Unter anderem Gewerkschaften, das Bistum, Wohlfahrtsverbände und bundesweite NGOs haben am 12.08. gefordert, dass sich Osnabrück einer parteienübergreifenden Initiative der Städte Bonn, Düsseldorf und Köln anschließt und anbietet, zusätzliche Geflüchtete aus Seenot aufzunehmen. Oberbürgermeister Wolfgang Griesert lehnte dies ab mit den Argumenten, die Aufnahme von Geflüchteten benötige erst eine europäische Lösung und ähnliche Angebote der Stadt hätten bisher nicht dazu geführt, dass zusätzliche geflüchtete Menschen nach Osnabrück gekommen seien.

Am Montagvormittag wurde bereits ein Brief der Hilfsorganisation terre des hommes bekannt, die ebenfalls den Oberbürgermeister zum Umdenken bewegen will.

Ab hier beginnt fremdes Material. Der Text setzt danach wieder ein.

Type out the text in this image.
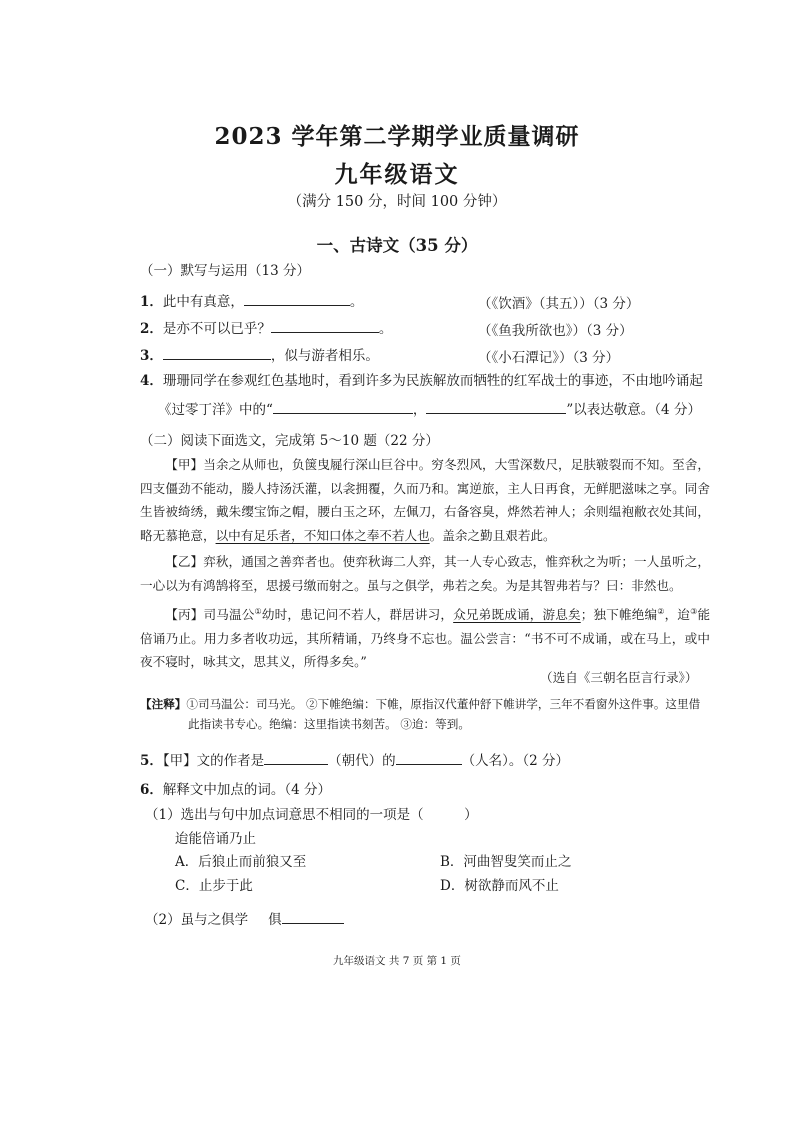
2023 学年第二学期学业质量调研
九年级语文
（满分 150 分，时间 100 分钟）
一、古诗文（35 分）
（一）默写与运用（13 分）
1．此中有真意，	。	（《饮酒》（其五））（3 分）
2．是亦不可以已乎？	。	（《鱼我所欲也》）（3 分）
3．	，似与游者相乐。	（《小石潭记》）（3 分）
4．珊珊同学在参观红色基地时，看到许多为民族解放而牺牲的红军战士的事迹，不由地吟诵起
《过零丁洋》中的“	，	”以表达敬意。（4 分）
（二）阅读下面选文，完成第 5～10 题（22 分）

【甲】当余之从师也，负箧曳屣行深山巨谷中。穷冬烈风，大雪深数尺，足肤皲裂而不知。至舍，四支僵劲不能动，媵人持汤沃灌，以衾拥覆，久而乃和。寓逆旅，主人日再食，无鲜肥滋味之享。同舍生皆被绮绣，戴朱缨宝饰之帽，腰白玉之环，左佩刀，右备容臭，烨然若神人；余则缊袍敝衣处其间，略无慕艳意，以中有足乐者，不知口体之奉不若人也。盖余之勤且艰若此。

【乙】弈秋，通国之善弈者也。使弈秋诲二人弈，其一人专心致志，惟弈秋之为听；一人虽听之，一心以为有鸿鹄将至，思援弓缴而射之。虽与之俱学，弗若之矣。为是其智弗若与？曰：非然也。

【丙】司马温公①幼时，患记问不若人，群居讲习，众兄弟既成诵，游息矣；独下帷绝编②，迨③能倍诵乃止。用力多者收功远，其所精诵，乃终身不忘也。温公尝言：“书不可不成诵，或在马上，或中夜不寝时，咏其文，思其义，所得多矣。”

（选自《三朝名臣言行录》）
【注释】①司马温公：司马光。 ②下帷绝编：下帷，原指汉代董仲舒下帷讲学，三年不看窗外这件事。这里借此指读书专心。绝编：这里指读书刻苦。 ③迨：等到。
5．【甲】文的作者是	（朝代）的	（人名）。（2 分）
6．解释文中加点的词。（4 分）
（1）选出与句中加点词意思不相同的一项是（　　　）
迨能倍诵乃止
A．后狼止而前狼又至	B．河曲智叟笑而止之
C．止步于此	D．树欲静而风不止
（2）虽与之俱学 俱
九年级语文 共 7 页 第 1 页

Das Bündnis Seebrücke Osnabrück entgegnete nun dem Oberbürgermeister:

“1. In einer Zeit, in der Tausende im Mittelmeer ertrinken, können wir nicht auf europäische Regelungen warten. Überall in Europa gehen jetzt Städte voran, die sich bereit erklären, Geflüchtete aufzunehmen und zu “sicheren Häfen” werden. Städte stoßen damit an, dass auch Staaten Aufnahmebereitschaft zeigen, geben Impulse für Europa. Osnabrück kann und sollte sich daran jetzt beteiligen.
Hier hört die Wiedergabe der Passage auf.